In order to provide a generic implementation, various hybrid-methods had to be implemented: hybridSize(), hybridNumRows(), and hybridNumCols(). These are hybrid in the sense, that is provides a size_t in case the vector (matrix) has dynamic index acces, and an index_constant otherwise. Thus, it can be used directly in the range() function of hybridutilities and in forEach() to have by default a (dynamic) loop and only if this is not possible, a static loop. I'm not sure whether this can be implemented in terms of other already existing functions in dune-common.

Different vector (matrix) types have different functions for resizing, e.g. a std::vector has a method resize(), while an MTL4 dense_vector uses change_dim() for resizing.
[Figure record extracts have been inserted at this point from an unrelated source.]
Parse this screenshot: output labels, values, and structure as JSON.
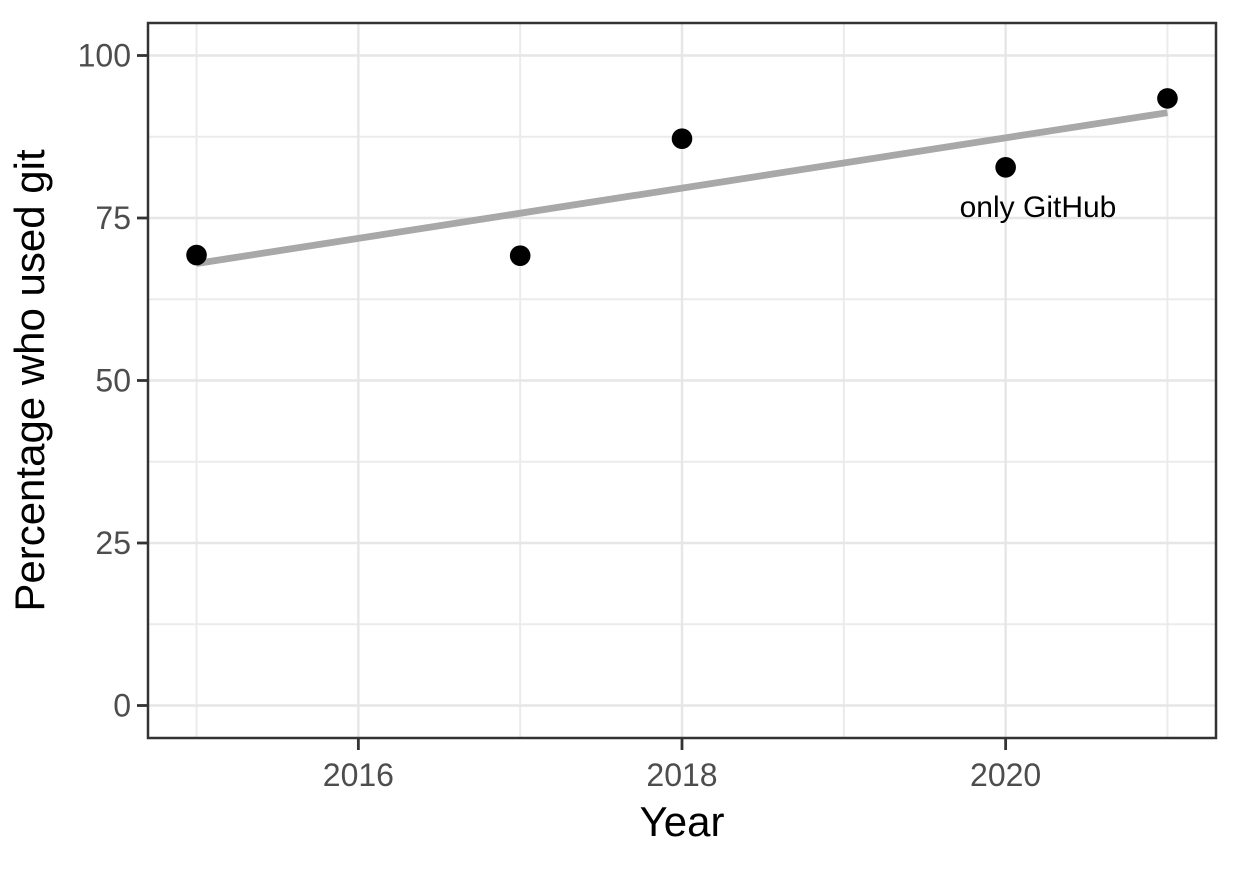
{
  "chart_data": {
    "type": "scatter",
    "title": "",
    "xlabel": "Year",
    "ylabel": "Percentage who used git",
    "x": [
      2015,
      2017,
      2018,
      2020,
      2021
    ],
    "values": [
      69.3,
      69.2,
      87.2,
      82.8,
      93.4
    ],
    "series_name": "Percentage who used git",
    "trend": {
      "type": "linear",
      "x": [
        2015,
        2021
      ],
      "y": [
        68.0,
        91.2
      ]
    },
    "annotation": {
      "text": "only GitHub",
      "x": 2020.2,
      "y": 76.7
    },
    "xlim": [
      2014.7,
      2021.3
    ],
    "ylim": [
      -5,
      105
    ],
    "x_ticks": [
      2016,
      2018,
      2020
    ],
    "x_minor_ticks": [
      2015,
      2017,
      2019,
      2021
    ],
    "y_ticks": [
      0,
      25,
      50,
      75,
      100
    ],
    "y_minor_ticks": [
      12.5,
      37.5,
      62.5,
      87.5
    ],
    "grid": true,
    "legend": "none",
    "colors": {
      "point": "#000000",
      "trend_line": "#a8a8a8",
      "grid_major": "#e6e6e6",
      "grid_minor": "#ebebeb",
      "panel_border": "#333333",
      "tick_mark": "#333333",
      "tick_label": "#4d4d4d",
      "axis_title": "#000000",
      "background": "#ffffff"
    }
  }
}
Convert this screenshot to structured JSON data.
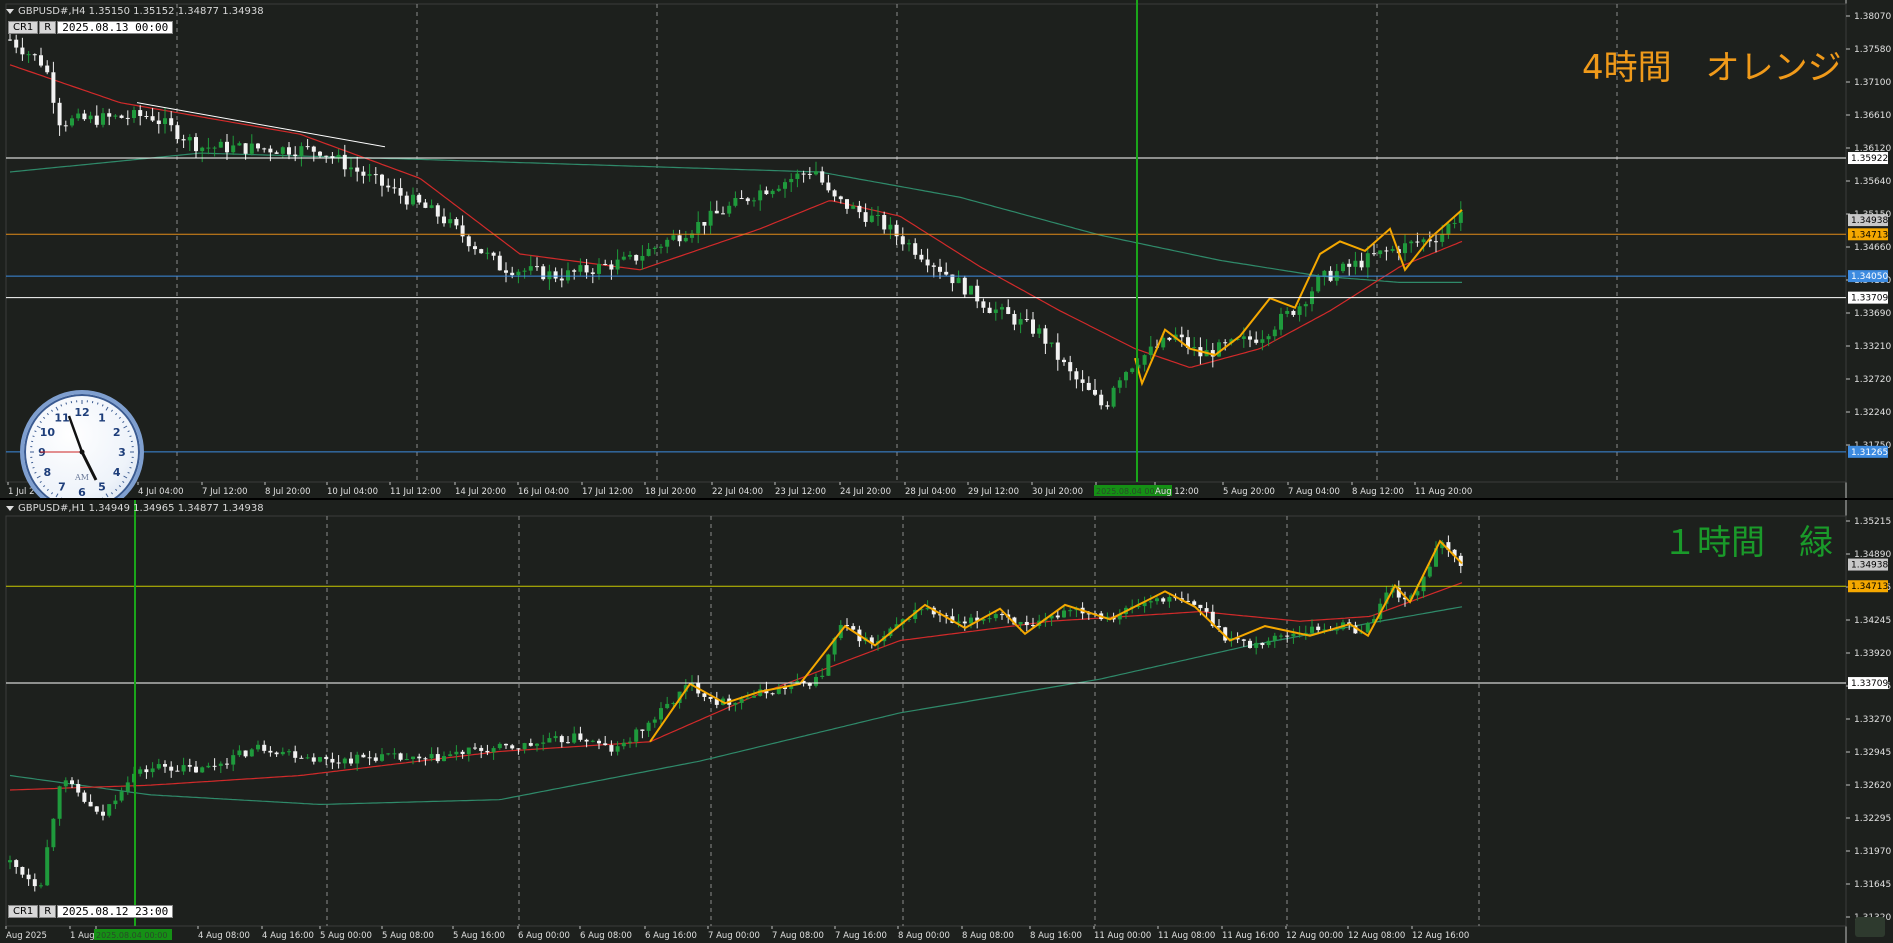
{
  "colors": {
    "background": "#1d201d",
    "grid": "#a8a8a8",
    "bull": "#1f9a3c",
    "bear": "#f2f2f2",
    "ma_fast": "#d22a2a",
    "ma_slow": "#2f8a6a",
    "zigzag": "#f5a800",
    "orange_line": "#e08a18",
    "blue_line": "#3d8be0",
    "white_line": "#ffffff",
    "vline": "#1aa51a",
    "label_orange": "#f09a1a",
    "label_green": "#1a9a2a",
    "yellow_line": "#c8c800"
  },
  "h4": {
    "header": "GBPUSD#,H4  1.35150 1.35152 1.34877 1.34938",
    "badge_cr": "CR1",
    "badge_r": "R",
    "datetime": "2025.08.13 00:00",
    "big_label": "4時間　オレンジ",
    "price_labels": [
      "1.38070",
      "1.37580",
      "1.37100",
      "1.36610",
      "1.36120",
      "1.35640",
      "1.35150",
      "1.34660",
      "1.34180",
      "1.33690",
      "1.33210",
      "1.32720",
      "1.32240",
      "1.31750"
    ],
    "price_range": [
      1.3085,
      1.383
    ],
    "hlines": [
      {
        "price": 1.35922,
        "label": "1.35922",
        "color": "#ffffff",
        "tag_bg": "#ffffff",
        "tag_fg": "#000000"
      },
      {
        "price": 1.34713,
        "label": "1.34713",
        "color": "#e08a18",
        "tag_bg": "#f5a800",
        "tag_fg": "#000000"
      },
      {
        "price": 1.3405,
        "label": "1.34050",
        "color": "#3d8be0",
        "tag_bg": "#3d8be0",
        "tag_fg": "#ffffff"
      },
      {
        "price": 1.33709,
        "label": "1.33709",
        "color": "#ffffff",
        "tag_bg": "#ffffff",
        "tag_fg": "#000000"
      },
      {
        "price": 1.31265,
        "label": "1.31265",
        "color": "#3d8be0",
        "tag_bg": "#3d8be0",
        "tag_fg": "#ffffff"
      }
    ],
    "bid_tag": {
      "price": 1.34938,
      "label": "1.34938"
    },
    "time_labels": [
      "1 Jul 2",
      "4 Jul 04:00",
      "7 Jul 12:00",
      "8 Jul 20:00",
      "10 Jul 04:00",
      "11 Jul 12:00",
      "14 Jul 20:00",
      "16 Jul 04:00",
      "17 Jul 12:00",
      "18 Jul 20:00",
      "22 Jul 04:00",
      "23 Jul 12:00",
      "24 Jul 20:00",
      "28 Jul 04:00",
      "29 Jul 12:00",
      "30 Jul 20:00",
      "2025.08.04 00:00",
      "Aug 12:00",
      "5 Aug 20:00",
      "7 Aug 04:00",
      "8 Aug 12:00",
      "11 Aug 20:00"
    ],
    "highlight_time_label": "2025.08.04 00:00"
  },
  "h1": {
    "header": "GBPUSD#,H1  1.34949 1.34965 1.34877 1.34938",
    "badge_cr": "CR1",
    "badge_r": "R",
    "datetime": "2025.08.12 23:00",
    "big_label": "１時間　緑",
    "price_labels": [
      "1.35215",
      "1.34890",
      "1.34565",
      "1.34245",
      "1.33920",
      "1.33595",
      "1.33270",
      "1.32945",
      "1.32620",
      "1.32295",
      "1.31970",
      "1.31645",
      "1.31320"
    ],
    "price_range": [
      1.312,
      1.354
    ],
    "hlines": [
      {
        "price": 1.34713,
        "label": "1.34713",
        "color": "#c8c800",
        "tag_bg": "#f5a800",
        "tag_fg": "#000000"
      },
      {
        "price": 1.33709,
        "label": "1.33709",
        "color": "#ffffff",
        "tag_bg": "#ffffff",
        "tag_fg": "#000000"
      }
    ],
    "bid_tag": {
      "price": 1.34938,
      "label": "1.34938"
    },
    "time_labels": [
      "Aug 2025",
      "1 Aug",
      "2025.08.04 00:00",
      "4 Aug 08:00",
      "4 Aug 16:00",
      "5 Aug 00:00",
      "5 Aug 08:00",
      "5 Aug 16:00",
      "6 Aug 00:00",
      "6 Aug 08:00",
      "6 Aug 16:00",
      "7 Aug 00:00",
      "7 Aug 08:00",
      "7 Aug 16:00",
      "8 Aug 00:00",
      "8 Aug 08:00",
      "8 Aug 16:00",
      "11 Aug 00:00",
      "11 Aug 08:00",
      "11 Aug 16:00",
      "12 Aug 00:00",
      "12 Aug 08:00",
      "12 Aug 16:00"
    ],
    "highlight_time_label": "2025.08.04 00:00"
  },
  "clock": {
    "am_pm": "AM",
    "numerals": [
      "12",
      "1",
      "2",
      "3",
      "4",
      "5",
      "6",
      "7",
      "8",
      "9",
      "10",
      "11"
    ]
  }
}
It's even worth for matrices, i.e. some matrix-data-structure uses resize(.,.), another uses setSize(.,.) and the third one change_dim(.,.). There are two possible implementations for a generic interface:

  1. enforce one resize function. All data-structure that do not provide this, must be wrapped.
  2. provide a helper-class that does the resizing, templatized with the matrix-type. This can be specialized for another data-structure with another interface. (function overloading can not be used, i.e. because of the diffuse name-lookup rules the order of declaration and namespaces matter and nonetheless the wrong functions may be called. This is not the case for class specialization)

I followed the second choice, but it can be discussed whether possibility 1. should be considered instead.

Status

Not all tests are implemented yet. But for the hierarchicVectorWrapper one case fails that works with the old implementation:

static const std::size_t dim = 3;
using VelocityVector = std::vector<MultiTypeBlockVector<FieldVector<double,1>, double, FieldVector<double,1>>>;
using PressureVector = BlockVector<FieldVector<double,1>>;
using Vector = MultiTypeBlockVector<VelocityVector, PressureVector>;

because of the mixed types in the LeafBlocked velocity components. I think this is a very strange choice of data-structure, but maybe one could find a way to support this as well.

For the testing I have added a basis generator for several variants of a Taylor-Hood basis (different index-merging strategies). Maybe one could add more bases.